Но когда она вернулась домой, дедушка стоял в саду — на том самом месте, где тридцать лет назад огромное количество розовых писем было предано огню. «Занавес, — подумала она тогда, и теперь ей на ум пришло то же слово, и она выронила пакеты с продуктами, — наверное, ему в больнице сказали что-то плохое…» Дедушка вынес в сад все свои картины, облил их бензином, чиркнул спичкой и теперь стоял, глядя на мгновенно разгоревшийся костер, который чуть было не захватил половину изгороди.
В костре сгорела «Новая жизнь в старой уборной». Сгинула картина «Врач и скальпель». И «Пожар в Бергене» по праву занял в огне свое место. Вслед за ним полетело полотно «Вандалка застряла в щели для писем». И там, в костре, Врун в последний раз споткнулся о свою собственную выдумку…
Все было объято пламенем, все кубистическое дерьмо, которым он так дорожил, все содержимое сарая и пристройки, все ужасные картины, как обычно говорила о них бабушка, — вечно какие-то распадающиеся фигуры, люди, теряющие равновесие или срастающиеся со зданиями и кораблями, адская смесь изломанных поверхностей и острых углов. Все исчезло в один миг, и Аскиль словно окаменел. В его глазах светились отблески пламени, и он ничего не ответил на ее: «Господи, да что же ты делаешь, ты в своем уме?» Он не протестовал, когда она взяла ветку, пытаясь вытащить обуглившиеся части картин из огня, — слишком поздно. Бабушка разрыдалась. Она сильно ударила его в грудь и продолжала колотить, пока не обессилела. И как будто ничего не случилось, как будто кубистические картины были лишь нелепым чудачеством, длившимся пятьдесят лет, он вернулся в дом, разлил терпентинное масло в металлические банки и стал рисовать свой первый пейзаж — с такой удивительной легкостью, что она открыла рот от удивления: дымка как у Тёрнера, импрессионистическая рябь, северная простота, от которой у нее захватило дух.

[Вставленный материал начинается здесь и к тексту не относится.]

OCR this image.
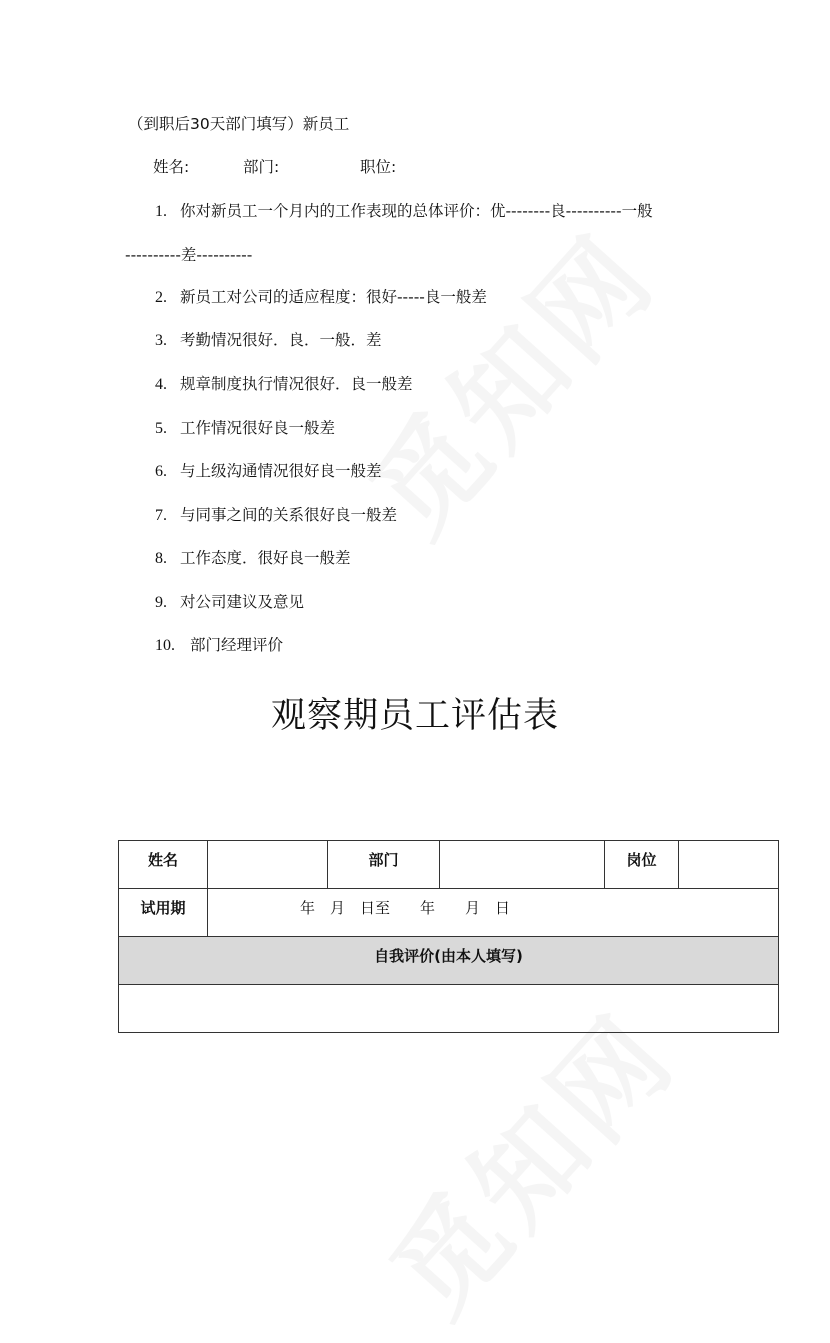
（到职后30天部门填写）新员工
姓名:	部门:	职位:
1. 你对新员工一个月内的工作表现的总体评价：优--------良----------一般
----------差----------
2. 新员工对公司的适应程度：很好-----良一般差
3. 考勤情况很好．良．一般．差
4. 规章制度执行情况很好．良一般差
5. 工作情况很好良一般差
6. 与上级沟通情况很好良一般差
7. 与同事之间的关系很好良一般差
8. 工作态度．很好良一般差
9. 对公司建议及意见
10. 部门经理评价
观察期员工评估表
姓名		部门		岗位	
试用期	年　月　日至　　年　　月　日				
自我评价(由本人填写)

Работал он теперь медленно — совсем не в том бешеном темпе, как прежде. Нет, проходили недели — и перед ее глазами постепенно возникал пейзаж, в который они вместе могли бы войти, если бы не его кубистическая непримиримость, его джазовое пристрастие к бутылке и его собаки-ищейки на востоке Германии. В возрасте восьмидесяти лет он, находясь в своем доме, нарисовал возможность, которой они никогда не воспользовались, любовь, к которой она лишь слегка прикоснулась в первые годы войны, когда дедушка был робким молодым человеком с просительными глазами. Он рисовал зеленые луга и горные равнины, рисовал датские рапсовые поля и норвежские березняки. Но не это было самым удивительным.

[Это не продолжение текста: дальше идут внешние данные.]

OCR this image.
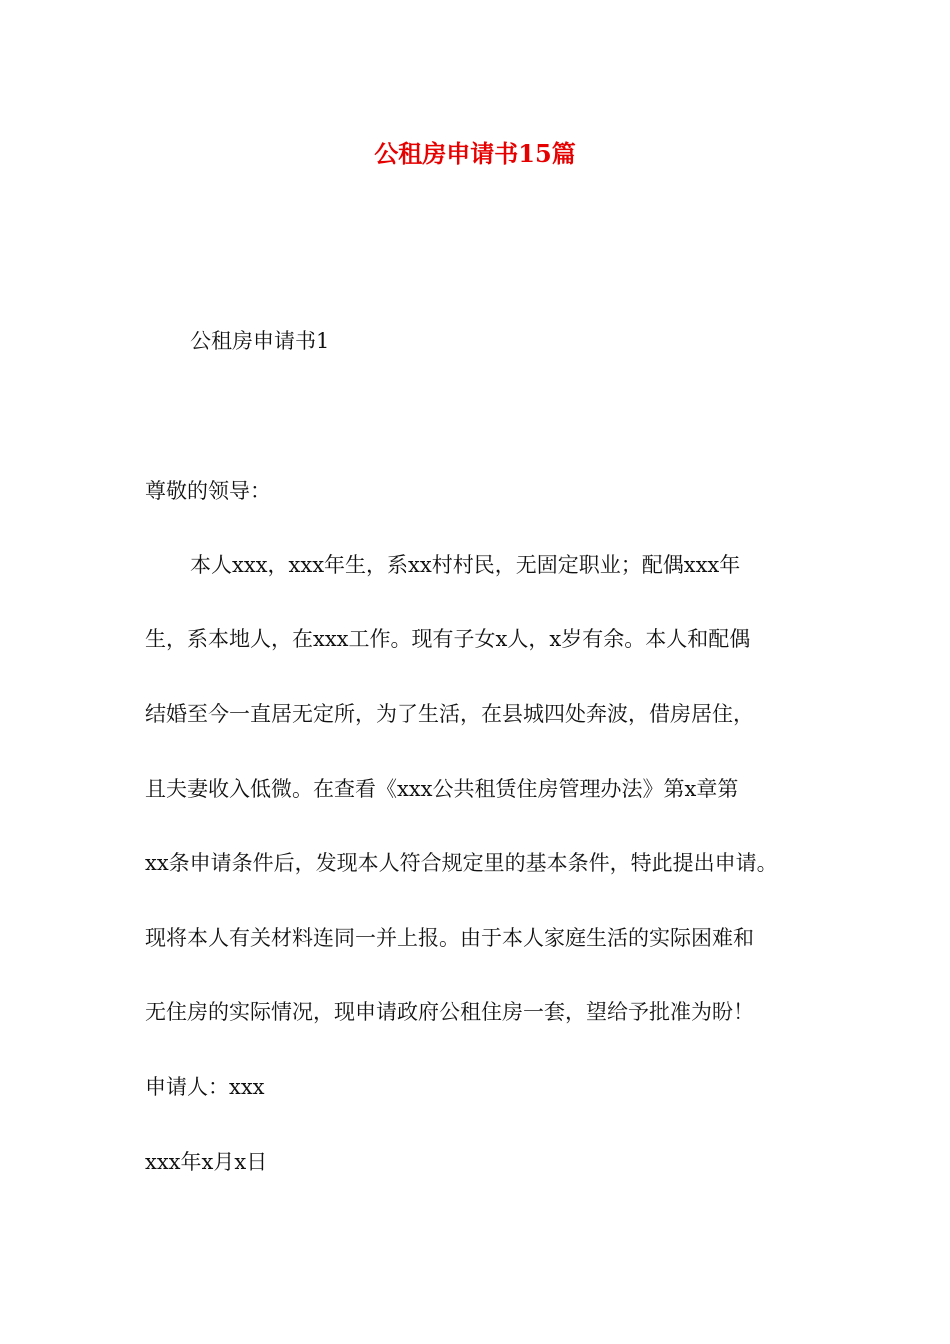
公租房申请书15篇
公租房申请书1
尊敬的领导：
本人xxx，xxx年生，系xx村村民，无固定职业；配偶xxx年
生，系本地人，在xxx工作。现有子女x人，x岁有余。本人和配偶
结婚至今一直居无定所，为了生活，在县城四处奔波，借房居住，
且夫妻收入低微。在查看《xxx公共租赁住房管理办法》第x章第
xx条申请条件后，发现本人符合规定里的基本条件，特此提出申请。
现将本人有关材料连同一并上报。由于本人家庭生活的实际困难和
无住房的实际情况，现申请政府公租住房一套，望给予批准为盼！
申请人：xxx
xxx年x月x日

Самым удивительным было то, что картины вскоре стали изменять своего создателя — стирать горькую складку у рта, убирать злой взгляд темных глаз. Пейзажи осмелели. Как-то незаметно они зажили своей жизнью и начали рисовать дедушку. Бьорк видела, что в нем появилась какая-то мягкость. Она не могла не заметить, что, когда они по вечерам сидели перед телевизором и смотрели сериалы или мыльные оперы, на глаза у него часто наворачиваются слезы. В один прекрасный день она обнаружила, что ставит перед ним ужин, не задумываясь о том, что несколько подгоревших кусочков на дне кастрюли вызовут приступ бешенства.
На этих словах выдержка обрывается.